KFSH&RC, KAUST researchers find gene driving sickle malaria parasite reproduction

Riyadh, January 23, 2024,Scientists from the King Faisal Specialist Hospital and Research Centre (KFSH&RC) and King Abdullah University of Science and Technology (KAUST), in collaboration with researchers from the UK, US, and India, have identified a crucial gene responsible for the reproduction of sickle malaria parasites within red blood cells. Disrupting this gene, known as PfAP2-MRP, hinders the parasites' normal reproductive process, leading to a reduction in disease symptoms and the prevalence of severe malaria, which claims over half a million lives each year.

Utilizing advanced laboratory techniques, the researchers delved into the molecular and genetic aspects of proteins involved in the sickle parasite cycle. The disruption of PfAP2-MRP significantly diminishes the invasion of new human cells into the bloodstream, thereby alleviating symptoms and curtailing the infection's spread among individuals. According to the National Center for Biotechnology Information of the National Library of Medicine, PfAP2-MRP is a pivotal upstream transcriptional regulator controlling essential processes in two distinct developmental stages during the IDC (intraerythrocytic developmental cycle), encompassing parasite growth.

Dr. Ashraf Dada, Head of Pathology and Laboratory Medicine at KFSH&RC in Jeddah and the lead researcher, emphasized that this groundbreaking discovery opens the door to more effective treatments for sickle cell malaria, considered the most perilous form of the disease. Additionally, the research provides the scientific community with a deeper understanding of disease development and the immune system's response mechanism, contributing to efforts to combat parasites causing severe malaria, particularly prevalent in Africa.

The researchers also demonstrated that the PfAP2-MRP gene governs the genes utilized by sickle cell parasites to create diverse new protein receptors in their genetic makeup. This circumvention of antibodies produced by the infected person's immune system renders them ineffective, facilitating the spread of malaria.

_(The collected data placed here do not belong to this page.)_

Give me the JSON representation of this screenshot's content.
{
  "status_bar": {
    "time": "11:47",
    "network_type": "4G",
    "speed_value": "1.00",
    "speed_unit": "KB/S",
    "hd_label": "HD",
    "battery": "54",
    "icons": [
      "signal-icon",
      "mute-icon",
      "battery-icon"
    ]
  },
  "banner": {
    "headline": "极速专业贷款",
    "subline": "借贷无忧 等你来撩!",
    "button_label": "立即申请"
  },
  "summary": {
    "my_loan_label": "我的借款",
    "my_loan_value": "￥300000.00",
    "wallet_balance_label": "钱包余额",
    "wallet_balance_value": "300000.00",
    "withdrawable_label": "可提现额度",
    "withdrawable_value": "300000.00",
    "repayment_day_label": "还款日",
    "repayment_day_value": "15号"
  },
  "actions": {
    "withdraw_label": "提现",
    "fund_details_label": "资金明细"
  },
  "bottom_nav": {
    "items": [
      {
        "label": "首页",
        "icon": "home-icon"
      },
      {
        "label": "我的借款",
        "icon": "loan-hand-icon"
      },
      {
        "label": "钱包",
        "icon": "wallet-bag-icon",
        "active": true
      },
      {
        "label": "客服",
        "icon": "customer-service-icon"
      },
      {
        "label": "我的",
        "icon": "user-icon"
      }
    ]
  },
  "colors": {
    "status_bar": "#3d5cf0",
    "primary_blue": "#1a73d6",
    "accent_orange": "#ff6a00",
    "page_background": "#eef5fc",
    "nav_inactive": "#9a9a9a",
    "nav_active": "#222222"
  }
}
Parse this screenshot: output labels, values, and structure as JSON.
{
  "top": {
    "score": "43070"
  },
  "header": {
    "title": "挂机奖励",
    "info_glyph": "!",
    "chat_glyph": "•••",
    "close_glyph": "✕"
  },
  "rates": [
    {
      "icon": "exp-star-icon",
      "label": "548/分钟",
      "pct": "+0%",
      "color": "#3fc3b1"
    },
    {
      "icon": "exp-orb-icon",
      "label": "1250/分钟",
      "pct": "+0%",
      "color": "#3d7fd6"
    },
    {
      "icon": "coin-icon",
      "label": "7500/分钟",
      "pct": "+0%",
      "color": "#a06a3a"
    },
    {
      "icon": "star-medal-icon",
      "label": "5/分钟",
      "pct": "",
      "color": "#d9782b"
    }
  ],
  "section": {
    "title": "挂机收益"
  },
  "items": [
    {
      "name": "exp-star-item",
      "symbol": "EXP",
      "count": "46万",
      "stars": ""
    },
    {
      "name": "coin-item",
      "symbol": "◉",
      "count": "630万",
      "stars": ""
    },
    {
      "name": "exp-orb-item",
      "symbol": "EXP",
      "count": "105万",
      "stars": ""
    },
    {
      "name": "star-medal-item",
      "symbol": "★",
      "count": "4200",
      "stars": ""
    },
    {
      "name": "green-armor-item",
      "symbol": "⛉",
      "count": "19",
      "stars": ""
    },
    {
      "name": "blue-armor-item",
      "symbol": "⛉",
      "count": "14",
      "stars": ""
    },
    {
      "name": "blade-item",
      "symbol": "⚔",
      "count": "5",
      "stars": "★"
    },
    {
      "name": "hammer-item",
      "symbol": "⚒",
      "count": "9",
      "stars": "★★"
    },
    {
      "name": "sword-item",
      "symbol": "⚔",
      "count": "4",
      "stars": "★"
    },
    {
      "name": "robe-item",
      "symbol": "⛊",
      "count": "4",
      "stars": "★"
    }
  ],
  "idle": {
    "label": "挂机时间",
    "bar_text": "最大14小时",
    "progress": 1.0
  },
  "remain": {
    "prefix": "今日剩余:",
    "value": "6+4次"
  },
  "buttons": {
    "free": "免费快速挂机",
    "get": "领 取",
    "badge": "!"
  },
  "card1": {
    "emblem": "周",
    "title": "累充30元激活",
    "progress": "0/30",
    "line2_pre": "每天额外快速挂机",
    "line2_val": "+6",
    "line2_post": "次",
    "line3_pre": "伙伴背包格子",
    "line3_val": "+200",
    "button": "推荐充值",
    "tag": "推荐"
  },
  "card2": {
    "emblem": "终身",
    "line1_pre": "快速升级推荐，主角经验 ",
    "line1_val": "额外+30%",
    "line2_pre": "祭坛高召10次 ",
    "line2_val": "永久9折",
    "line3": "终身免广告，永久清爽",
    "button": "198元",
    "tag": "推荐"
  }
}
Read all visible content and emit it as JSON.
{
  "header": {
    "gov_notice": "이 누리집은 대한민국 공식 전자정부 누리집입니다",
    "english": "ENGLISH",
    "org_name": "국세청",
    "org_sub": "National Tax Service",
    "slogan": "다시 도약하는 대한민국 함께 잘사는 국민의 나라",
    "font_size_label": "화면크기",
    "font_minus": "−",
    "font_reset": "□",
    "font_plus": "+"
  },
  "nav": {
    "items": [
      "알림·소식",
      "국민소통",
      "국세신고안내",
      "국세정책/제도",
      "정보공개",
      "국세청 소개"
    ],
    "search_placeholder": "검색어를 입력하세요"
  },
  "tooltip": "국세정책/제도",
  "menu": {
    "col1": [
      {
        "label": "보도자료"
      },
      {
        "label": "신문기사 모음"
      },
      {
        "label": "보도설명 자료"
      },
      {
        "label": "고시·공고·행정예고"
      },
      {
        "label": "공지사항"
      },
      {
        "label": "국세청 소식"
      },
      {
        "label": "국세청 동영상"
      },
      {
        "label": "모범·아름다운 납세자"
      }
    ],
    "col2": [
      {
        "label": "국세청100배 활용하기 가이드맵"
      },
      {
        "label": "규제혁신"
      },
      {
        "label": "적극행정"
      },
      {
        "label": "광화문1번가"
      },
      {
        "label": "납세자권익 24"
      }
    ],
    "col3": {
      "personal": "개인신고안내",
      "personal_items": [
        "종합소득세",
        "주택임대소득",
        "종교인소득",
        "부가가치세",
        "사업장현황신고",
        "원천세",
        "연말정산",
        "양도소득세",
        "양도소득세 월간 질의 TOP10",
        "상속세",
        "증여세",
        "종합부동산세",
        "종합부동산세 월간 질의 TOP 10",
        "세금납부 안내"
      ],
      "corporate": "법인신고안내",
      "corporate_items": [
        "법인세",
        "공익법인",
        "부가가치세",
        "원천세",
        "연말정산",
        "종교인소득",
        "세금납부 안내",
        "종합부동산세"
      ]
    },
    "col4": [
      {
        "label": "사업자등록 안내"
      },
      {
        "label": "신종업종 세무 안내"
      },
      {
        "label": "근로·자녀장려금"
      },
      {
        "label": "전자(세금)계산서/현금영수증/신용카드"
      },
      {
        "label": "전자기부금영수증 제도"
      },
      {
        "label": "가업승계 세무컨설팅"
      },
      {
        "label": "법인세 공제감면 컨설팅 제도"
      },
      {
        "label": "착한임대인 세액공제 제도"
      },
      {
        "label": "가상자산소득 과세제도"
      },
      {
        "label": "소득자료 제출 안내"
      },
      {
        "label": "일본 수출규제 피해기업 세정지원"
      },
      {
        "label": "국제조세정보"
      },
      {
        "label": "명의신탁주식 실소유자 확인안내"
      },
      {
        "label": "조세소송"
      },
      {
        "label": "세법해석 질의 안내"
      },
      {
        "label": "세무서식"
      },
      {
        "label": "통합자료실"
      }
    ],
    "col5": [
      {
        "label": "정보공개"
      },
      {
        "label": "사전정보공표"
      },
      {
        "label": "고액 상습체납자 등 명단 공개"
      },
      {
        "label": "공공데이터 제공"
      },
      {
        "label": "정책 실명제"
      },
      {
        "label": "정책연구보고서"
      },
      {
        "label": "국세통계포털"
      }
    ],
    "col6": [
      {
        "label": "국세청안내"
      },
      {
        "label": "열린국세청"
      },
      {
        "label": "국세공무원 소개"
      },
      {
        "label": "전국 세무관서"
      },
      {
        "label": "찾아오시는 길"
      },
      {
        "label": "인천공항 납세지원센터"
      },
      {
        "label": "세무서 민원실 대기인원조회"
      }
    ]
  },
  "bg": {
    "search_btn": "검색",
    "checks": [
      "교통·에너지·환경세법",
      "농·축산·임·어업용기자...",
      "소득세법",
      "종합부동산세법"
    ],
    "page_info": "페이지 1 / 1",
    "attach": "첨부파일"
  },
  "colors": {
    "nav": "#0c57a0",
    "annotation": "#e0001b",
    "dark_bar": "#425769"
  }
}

Published in the prestigious scientific journal Nature, this study is the outcome of collaborative efforts between KFSH&RC and KAUST, aiming to uncover innovative approaches to enhance diagnosis in cases of microbial, germ, and parasite infections. KFSH&RC, a global leader in specialized healthcare, stands at the forefront of medical innovation, conducting advanced research and education. The institution actively collaborates with major local, regional, and international entities to develop medical technologies and improve healthcare globally, providing world-class clinical, research, and educational services.